Webs forget the past, bask in NBA playoffs
The buzz surrounding pro basketball has grown so loud since the playoffs began in mid-March that David Stern, commissioner of the NBA, can’t stop grinning.
What a difference a year makes.
Stern was barely cracking a smile in 2004 and 2005, struggling to cope with at least three PR nightmares that had a pernicious effect on the Nielsen ratings:
- The rape charges in Denver against Kobe Bryant (which ended up being settled out of court).
- The record 73-game suspension of another star player Ron Artest, who charged into the stands in Detroit in November and punched out a couple of fans (four other players got long suspensions following the worst free-for-all in NBAhistory).
- The insensitivity of players like Lattrell Sprewell, who demanded a $14 million a year contract from Minnesota, saying he couldn’t feed his three kids on anything less. Fast-forward to just six weeks ago, and Bryant and Artest led their teams to the first round of the playoffs; Sprewell is yesterday’s news having sat out the season.
To Stern the beauty of these playoffs is that “it’s all about the game,” not about virulent storylines that require damage control by the League.
And couch potatoes have responded.
In the post-season (mid-April through June 3), ESPN and its ABC sibling have each shot up by double digits in total viewers and in the three key male demos (18-34, 18-49 and 25-54). TNT is also up, by an average of 4% in total viewers and males 18-32 and 18-49, and by 9% in males 25-54.
“These numbers will result in significantly improved revenues next year,” says Neal Pilson, sports-media consultant and former president of CBS Sports.
ABC and ESPN together pony up $400 million a year to the NBA; TNT shells out $366 million per. Both contracts run for two more years, through the 2007-08 season.
Pilson says that ESPN and TNT have every right to pat themselves on the back because they’ll benefit not only from bulked-up ad revenues, but also from the cash license fees they collect from cable operators and satcasters.
ESPN will pocket a total of $3.3 billion in 2006, and TNT will harvest $990 million, also in 2006, according to Kagan Research.
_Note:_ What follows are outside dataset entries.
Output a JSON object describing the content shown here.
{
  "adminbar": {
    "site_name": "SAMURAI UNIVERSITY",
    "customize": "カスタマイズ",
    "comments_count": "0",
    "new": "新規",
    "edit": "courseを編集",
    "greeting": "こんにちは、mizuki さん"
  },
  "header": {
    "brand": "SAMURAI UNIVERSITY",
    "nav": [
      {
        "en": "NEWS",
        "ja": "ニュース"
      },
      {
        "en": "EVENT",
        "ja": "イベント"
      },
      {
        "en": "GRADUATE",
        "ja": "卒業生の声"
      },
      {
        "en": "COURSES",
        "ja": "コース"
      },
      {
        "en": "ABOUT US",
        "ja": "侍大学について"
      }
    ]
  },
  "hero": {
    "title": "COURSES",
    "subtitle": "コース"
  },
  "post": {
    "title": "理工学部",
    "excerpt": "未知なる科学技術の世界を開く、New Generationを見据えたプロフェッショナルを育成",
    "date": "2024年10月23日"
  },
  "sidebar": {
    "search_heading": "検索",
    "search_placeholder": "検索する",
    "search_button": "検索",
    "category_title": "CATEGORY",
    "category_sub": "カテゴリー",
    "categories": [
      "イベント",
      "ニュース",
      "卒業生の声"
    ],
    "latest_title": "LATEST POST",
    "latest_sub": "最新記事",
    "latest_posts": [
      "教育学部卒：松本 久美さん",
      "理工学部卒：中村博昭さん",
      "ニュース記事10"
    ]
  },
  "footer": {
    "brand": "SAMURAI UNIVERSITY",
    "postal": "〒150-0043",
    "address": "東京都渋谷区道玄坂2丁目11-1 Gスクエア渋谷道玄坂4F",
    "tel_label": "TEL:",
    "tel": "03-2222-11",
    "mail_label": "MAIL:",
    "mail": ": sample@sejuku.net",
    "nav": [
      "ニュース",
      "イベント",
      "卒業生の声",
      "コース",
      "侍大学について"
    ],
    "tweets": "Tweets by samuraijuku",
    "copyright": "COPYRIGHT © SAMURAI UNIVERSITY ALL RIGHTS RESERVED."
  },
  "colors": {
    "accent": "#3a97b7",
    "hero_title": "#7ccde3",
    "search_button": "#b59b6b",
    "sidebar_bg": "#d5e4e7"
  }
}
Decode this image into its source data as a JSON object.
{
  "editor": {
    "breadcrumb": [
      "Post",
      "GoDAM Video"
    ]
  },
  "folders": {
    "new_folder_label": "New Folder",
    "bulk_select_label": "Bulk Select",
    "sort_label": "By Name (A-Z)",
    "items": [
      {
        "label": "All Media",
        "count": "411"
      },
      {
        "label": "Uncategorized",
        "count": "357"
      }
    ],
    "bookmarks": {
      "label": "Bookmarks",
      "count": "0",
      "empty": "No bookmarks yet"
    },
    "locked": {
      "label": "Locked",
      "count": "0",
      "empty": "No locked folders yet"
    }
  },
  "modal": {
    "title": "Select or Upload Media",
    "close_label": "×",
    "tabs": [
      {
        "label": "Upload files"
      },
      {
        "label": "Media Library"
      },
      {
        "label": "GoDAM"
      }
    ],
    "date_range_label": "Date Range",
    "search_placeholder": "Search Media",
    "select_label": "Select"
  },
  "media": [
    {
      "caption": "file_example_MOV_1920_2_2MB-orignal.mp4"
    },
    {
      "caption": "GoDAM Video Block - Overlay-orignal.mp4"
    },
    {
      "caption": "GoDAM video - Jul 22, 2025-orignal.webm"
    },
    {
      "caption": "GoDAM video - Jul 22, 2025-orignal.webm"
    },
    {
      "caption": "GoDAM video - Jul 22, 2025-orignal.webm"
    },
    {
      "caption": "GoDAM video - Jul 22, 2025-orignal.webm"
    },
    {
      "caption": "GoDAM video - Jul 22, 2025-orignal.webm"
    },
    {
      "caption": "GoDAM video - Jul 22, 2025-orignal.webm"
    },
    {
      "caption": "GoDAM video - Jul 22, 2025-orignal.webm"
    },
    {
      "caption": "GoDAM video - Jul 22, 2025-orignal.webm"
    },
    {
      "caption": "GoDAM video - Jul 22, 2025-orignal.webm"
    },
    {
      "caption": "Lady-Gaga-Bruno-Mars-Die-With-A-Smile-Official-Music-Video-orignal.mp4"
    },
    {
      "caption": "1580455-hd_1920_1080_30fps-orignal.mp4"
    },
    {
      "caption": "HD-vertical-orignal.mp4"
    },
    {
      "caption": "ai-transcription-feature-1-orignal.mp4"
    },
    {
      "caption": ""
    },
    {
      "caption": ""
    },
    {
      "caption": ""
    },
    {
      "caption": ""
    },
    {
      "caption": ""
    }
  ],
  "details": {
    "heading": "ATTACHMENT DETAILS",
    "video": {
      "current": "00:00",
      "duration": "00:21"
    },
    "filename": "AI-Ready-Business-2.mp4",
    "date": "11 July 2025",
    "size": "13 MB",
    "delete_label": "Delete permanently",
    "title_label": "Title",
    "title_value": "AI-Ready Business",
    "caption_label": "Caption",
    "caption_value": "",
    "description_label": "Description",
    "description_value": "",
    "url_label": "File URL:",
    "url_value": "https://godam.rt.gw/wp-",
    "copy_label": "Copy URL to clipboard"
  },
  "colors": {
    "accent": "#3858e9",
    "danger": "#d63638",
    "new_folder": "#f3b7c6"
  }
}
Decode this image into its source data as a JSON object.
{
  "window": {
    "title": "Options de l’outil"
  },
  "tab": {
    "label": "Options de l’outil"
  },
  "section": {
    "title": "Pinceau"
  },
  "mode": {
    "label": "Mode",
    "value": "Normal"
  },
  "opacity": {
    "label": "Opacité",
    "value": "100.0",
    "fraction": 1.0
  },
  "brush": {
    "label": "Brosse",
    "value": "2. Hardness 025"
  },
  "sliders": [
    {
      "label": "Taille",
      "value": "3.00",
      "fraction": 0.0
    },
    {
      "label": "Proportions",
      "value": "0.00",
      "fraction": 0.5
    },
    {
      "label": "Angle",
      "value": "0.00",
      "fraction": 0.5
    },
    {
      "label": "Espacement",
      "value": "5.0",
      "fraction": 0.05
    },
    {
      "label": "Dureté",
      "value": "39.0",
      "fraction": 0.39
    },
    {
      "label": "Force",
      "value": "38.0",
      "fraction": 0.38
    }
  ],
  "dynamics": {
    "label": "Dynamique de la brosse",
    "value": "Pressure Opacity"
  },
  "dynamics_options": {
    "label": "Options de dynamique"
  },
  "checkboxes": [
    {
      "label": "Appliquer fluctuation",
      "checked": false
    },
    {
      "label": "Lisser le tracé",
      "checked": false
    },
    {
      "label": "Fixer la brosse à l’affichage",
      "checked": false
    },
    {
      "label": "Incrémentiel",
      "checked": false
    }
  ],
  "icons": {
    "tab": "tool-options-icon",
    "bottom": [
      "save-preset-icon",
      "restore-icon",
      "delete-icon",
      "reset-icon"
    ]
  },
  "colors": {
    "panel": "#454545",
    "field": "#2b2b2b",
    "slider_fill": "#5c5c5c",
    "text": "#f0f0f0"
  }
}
It’s too early for ESPN and TNT to negotiate a new contract with the NBA, says Pilson. But he adds that if the ratings continue to be strong next season, other networks could enter the bidding, which would drive up the rights fees.
David Levy, president of Turner Sports, is pinching himself because “luck has certainly played a role in our success with the NBA,” he says, pointing out the post-season bonanza of nine overtime games and more than a dozen games decided by a winning basket in the last seconds.
But luck is only one factor.
David Carter, a principal in the Los Angeles-based Sports Business Group, says, “The NBA has gone back to the future.”
In Carter’s view, a younger group of high-octane stars like Dirk Nowitzki, Dwyane Wade and Steve Nash have begun erasing the hold that Michael Jordan, Magic Johnson and Larry Bird have maintained on the loyalties of TV viewers since the mid-1980s.
“The Jordan era may finally be coming to a close,” says Mike Trager, sport-media consultant and former head of Clear Channel TV.
Len DeLuca, senior VP of programming for ESPN and ABC Sports, says the combination of new stars and lively storylines has spiked the ratings. One storyline ABC has pushed is that Dallas and Miami are each making their first appearance in the NBC Finals: That hasn’t happened in 35 years.
Another storyline, DeLuca says, is “the return of Shaquille O’Neal as an icon of the League,” teaming with Wade in Miami the way he did with Bryant earlier to chalk up three World Championships with the L.A. Lakers.
The Dallas-Miami Finals got under way June 8.
Stern, pumped that the league is on a roll but fully aware that the young male viewers targeted by the NBA have the attention span of hummingbirds, delivers a final caution: “If Dallas wins a one-sided series in four games, we’ll all be bums again.”